Oui. Je suis souvent inspiré par l’un ou l’autre enfant, qui se démarque par son ton, son humour, et dont la personnalité guide naturellement le propos. J’essaye tant que possible d’éviter les discours trop lisses, de montrer les contradictions, les flottements, de créer de moments suspendus, parfois poétiques. En fait, l’objectif du montage est d’agencer des idées simples mais autrement, pour faire réfléchir tout le monde, petits et grands.   

Quels retours recevez-vous ? 

On me dit en général que c’est un espace d’expression trop rare en télévision. Parfois, des parents ou des enseignants me disent qu’ils ont découvert leur élève ou leur enfant sous un angle qu’ils ne connaissaient pas. Ce qui est un beau cadeau… Mais le plus agréable, c’est quand un enfant me remercie car il ne se pensait pas capable de « parler aussi bien ».  

Votre travail pour « Les enfants nous parlent » modifie-t-il la manière dont vous pratiquez votre métier de journaliste au quotidien ? 

Oui, sur l’aspect pédagogique : « être compris, sans être simpliste », c’est un leitmotiv exacerbé par mon expérience avec les enfants. Et puis, je me rends compte des biais implicites de la profession : si les journalistes adoptent un ton anxiogène, c’est en gros pour se donner de l’importance ! Pour montrer qu’ils manient des sujets graves complexes… Je me bats contre ces mécaniques inconscientes car, mises bout à bout, elles affectent aussi les enfants, plus qu’on ne le croit…  

Que retiennent les enfants de cette expérience ? 

D’abord un souvenir marquant sur le plan personnel. Le premier passage en télévision, à cet âge-là, c’est un défi qui amène beaucoup de confiance et de fierté. Et puis, les enfants sont fascinés par la comparaison entre leur vécu du tournage et le programme diffusé. Cela permet de comprendre en filigrane comment est construit le discours télévisuel. Sur ce point, il est d’ailleurs fondamental que l’expérience soit bien accompagnée par les enseignants. Je constate avec plaisir que c’est souvent le cas : les écoles sont demandeuses de ce genre « d’atelier pratique » car les opportunités sont trop rares… L’expérience donne donc lieu à beaucoup de débats, avant et après le tournage, avant et après la diffusion. 

Le format est resté relativement stable depuis sa création. Comment le voyez-vous évoluer ? 

J’ai deux envies. La première, ce serait de retrouver certains participants des débuts.
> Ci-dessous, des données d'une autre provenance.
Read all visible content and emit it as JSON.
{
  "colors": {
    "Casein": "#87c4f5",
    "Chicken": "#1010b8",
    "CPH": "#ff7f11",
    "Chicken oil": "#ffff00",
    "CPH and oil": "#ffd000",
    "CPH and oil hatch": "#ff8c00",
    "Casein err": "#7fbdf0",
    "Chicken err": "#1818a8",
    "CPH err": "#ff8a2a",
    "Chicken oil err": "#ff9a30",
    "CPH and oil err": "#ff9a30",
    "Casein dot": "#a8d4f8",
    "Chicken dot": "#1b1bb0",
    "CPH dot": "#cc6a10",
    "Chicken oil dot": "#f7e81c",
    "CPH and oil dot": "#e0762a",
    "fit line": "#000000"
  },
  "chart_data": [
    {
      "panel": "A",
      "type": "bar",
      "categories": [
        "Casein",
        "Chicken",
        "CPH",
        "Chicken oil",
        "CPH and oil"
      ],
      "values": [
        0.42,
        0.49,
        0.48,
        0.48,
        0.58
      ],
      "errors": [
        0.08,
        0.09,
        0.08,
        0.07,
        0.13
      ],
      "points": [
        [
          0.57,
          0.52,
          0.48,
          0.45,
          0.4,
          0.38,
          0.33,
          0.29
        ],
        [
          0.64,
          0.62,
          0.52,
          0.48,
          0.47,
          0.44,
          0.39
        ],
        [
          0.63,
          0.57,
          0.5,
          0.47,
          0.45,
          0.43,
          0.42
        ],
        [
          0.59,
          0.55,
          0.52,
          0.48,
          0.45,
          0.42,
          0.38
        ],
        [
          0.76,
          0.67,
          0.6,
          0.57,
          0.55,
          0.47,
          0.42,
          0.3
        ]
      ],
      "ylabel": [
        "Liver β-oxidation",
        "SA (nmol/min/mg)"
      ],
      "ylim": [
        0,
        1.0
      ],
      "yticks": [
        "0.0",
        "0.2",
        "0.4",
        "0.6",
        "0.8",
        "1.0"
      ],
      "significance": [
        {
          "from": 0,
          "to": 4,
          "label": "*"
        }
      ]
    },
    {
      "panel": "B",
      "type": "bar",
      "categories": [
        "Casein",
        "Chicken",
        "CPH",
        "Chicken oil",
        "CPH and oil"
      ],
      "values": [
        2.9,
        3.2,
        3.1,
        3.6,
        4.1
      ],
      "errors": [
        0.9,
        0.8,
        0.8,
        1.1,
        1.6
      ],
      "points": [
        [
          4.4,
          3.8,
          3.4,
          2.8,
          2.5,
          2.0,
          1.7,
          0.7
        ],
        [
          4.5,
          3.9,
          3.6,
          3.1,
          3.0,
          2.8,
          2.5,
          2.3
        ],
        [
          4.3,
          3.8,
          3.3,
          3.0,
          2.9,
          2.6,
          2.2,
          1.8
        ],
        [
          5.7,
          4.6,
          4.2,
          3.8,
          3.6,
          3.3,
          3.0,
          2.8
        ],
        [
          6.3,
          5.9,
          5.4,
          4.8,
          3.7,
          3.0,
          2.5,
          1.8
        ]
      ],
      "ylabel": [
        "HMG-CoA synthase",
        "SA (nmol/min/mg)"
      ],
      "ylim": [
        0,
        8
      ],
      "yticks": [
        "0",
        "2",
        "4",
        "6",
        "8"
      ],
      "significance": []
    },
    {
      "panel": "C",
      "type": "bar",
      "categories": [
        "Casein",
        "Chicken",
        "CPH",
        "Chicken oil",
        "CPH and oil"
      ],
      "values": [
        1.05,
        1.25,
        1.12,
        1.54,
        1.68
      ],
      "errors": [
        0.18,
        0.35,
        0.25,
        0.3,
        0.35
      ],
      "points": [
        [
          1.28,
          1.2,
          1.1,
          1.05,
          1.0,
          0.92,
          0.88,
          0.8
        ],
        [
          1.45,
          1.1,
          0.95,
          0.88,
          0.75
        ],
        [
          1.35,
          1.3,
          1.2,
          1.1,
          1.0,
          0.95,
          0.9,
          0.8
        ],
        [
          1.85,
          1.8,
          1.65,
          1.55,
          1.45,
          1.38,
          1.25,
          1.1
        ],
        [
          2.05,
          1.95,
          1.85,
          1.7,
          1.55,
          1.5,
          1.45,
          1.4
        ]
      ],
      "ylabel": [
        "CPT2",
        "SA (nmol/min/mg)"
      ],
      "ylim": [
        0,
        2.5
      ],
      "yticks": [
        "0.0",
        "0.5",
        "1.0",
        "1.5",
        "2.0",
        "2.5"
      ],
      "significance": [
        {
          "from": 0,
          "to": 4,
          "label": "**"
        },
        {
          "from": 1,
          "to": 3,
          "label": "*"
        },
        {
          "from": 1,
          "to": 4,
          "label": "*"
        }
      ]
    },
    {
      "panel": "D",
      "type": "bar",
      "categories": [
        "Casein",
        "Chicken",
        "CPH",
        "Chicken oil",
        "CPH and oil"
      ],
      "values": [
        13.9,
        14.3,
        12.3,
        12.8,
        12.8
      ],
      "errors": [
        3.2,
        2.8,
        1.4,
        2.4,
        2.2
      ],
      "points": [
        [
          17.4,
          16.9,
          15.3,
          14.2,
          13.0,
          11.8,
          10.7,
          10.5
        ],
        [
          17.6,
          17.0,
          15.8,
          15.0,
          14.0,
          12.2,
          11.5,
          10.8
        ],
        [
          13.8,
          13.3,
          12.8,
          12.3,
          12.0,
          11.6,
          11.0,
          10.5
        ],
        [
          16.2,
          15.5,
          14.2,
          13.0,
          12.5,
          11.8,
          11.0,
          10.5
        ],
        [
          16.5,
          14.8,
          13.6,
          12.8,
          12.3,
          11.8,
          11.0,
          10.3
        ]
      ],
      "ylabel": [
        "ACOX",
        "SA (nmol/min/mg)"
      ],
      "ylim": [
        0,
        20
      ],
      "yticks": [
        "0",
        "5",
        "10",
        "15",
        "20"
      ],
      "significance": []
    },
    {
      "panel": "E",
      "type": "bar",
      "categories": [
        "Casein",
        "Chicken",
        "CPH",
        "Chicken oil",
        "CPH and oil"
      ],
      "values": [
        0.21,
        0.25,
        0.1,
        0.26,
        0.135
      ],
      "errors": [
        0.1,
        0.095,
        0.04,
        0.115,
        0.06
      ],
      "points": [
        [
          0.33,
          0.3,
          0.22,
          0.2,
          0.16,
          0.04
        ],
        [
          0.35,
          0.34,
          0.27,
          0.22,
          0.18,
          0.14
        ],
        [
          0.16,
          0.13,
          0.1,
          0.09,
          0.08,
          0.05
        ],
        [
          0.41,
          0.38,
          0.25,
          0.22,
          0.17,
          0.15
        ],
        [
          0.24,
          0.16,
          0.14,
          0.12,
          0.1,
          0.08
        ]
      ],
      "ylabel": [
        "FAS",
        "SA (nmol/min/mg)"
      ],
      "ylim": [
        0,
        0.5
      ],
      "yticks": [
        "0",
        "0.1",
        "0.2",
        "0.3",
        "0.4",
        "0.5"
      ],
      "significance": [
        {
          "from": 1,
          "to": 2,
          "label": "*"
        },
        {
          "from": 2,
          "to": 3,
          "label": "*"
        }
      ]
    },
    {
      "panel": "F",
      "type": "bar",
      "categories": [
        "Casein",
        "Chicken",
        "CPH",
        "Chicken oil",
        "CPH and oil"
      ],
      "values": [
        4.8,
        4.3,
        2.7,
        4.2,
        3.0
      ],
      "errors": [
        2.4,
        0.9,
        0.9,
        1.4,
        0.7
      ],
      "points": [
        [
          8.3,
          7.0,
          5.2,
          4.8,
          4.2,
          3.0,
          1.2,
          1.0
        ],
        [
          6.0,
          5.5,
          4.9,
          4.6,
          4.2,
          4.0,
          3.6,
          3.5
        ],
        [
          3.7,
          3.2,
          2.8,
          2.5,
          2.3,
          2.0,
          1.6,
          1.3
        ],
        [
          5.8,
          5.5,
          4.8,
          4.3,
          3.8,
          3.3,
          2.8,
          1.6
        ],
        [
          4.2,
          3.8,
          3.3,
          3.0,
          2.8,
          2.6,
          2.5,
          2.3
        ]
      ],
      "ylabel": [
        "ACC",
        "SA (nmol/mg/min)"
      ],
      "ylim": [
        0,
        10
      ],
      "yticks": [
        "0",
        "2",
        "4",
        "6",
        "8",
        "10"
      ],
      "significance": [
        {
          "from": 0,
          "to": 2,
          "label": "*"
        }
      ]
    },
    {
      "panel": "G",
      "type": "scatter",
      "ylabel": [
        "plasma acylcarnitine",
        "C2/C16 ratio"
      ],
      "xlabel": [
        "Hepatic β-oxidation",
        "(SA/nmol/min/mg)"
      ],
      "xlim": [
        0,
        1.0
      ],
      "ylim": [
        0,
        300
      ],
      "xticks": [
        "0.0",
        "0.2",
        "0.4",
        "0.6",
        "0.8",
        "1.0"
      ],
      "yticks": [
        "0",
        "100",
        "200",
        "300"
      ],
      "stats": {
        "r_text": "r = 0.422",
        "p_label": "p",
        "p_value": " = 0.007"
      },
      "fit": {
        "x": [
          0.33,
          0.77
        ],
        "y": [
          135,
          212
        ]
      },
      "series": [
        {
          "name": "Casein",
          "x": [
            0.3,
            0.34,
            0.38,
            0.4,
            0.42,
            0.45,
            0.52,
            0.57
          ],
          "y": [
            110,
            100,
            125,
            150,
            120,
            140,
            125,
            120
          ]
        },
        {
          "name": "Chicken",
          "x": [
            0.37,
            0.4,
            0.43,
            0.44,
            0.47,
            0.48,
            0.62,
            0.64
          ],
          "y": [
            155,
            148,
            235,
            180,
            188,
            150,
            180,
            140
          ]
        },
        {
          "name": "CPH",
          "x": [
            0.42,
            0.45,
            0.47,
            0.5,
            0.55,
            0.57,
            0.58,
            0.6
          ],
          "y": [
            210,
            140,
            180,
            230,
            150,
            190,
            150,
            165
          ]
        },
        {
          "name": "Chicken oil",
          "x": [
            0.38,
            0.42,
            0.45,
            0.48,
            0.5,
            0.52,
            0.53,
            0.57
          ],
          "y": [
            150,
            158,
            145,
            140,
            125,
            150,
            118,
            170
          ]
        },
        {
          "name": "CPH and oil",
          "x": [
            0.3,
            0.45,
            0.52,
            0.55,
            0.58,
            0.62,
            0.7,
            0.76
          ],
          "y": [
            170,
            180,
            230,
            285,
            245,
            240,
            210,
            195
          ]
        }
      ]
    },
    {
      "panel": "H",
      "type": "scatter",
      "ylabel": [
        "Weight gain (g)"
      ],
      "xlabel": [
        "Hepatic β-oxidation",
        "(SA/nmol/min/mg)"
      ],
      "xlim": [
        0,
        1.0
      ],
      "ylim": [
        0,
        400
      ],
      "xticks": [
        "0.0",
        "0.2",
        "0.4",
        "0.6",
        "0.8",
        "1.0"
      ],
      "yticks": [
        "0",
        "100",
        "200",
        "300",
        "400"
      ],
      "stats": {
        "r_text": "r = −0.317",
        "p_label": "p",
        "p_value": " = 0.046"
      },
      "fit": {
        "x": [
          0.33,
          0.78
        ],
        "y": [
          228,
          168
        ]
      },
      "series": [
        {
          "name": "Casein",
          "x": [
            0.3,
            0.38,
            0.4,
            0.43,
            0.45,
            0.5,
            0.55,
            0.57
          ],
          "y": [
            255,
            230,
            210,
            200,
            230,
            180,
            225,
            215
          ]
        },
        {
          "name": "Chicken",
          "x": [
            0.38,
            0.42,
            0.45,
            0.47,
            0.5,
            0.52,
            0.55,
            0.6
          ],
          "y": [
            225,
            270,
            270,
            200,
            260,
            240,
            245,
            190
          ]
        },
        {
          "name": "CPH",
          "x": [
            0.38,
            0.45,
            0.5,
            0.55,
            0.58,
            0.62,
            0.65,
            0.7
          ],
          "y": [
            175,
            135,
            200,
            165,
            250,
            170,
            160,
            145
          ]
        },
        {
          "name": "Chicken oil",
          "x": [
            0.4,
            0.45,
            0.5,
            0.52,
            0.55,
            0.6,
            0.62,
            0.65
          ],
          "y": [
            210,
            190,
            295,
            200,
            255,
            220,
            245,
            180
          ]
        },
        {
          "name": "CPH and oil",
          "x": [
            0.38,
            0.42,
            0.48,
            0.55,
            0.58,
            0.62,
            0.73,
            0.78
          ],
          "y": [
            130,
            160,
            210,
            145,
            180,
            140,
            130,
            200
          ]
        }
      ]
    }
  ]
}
Ils approchent aujourd’hui de la vingtaine et je voudrais organiser une rétrospective : vous étudiez quoi ? vous pensez toujours ça ? quelles sont vos aspirations ?… Ma seconde envie serait de décliner le format dans les maisons de repos. « Les seniors vous parlent » en quelque-sorte… Encore un public oublié de la représentation médiatique ! Pourtant, comme celle les enfants, leur parole est d’or quand on prend le temps de l’écouter et de la mettre en valeur. On pourrait d’ailleurs croiser les deux approches pour faire un format intergénérationnel qui mise sur la transmission.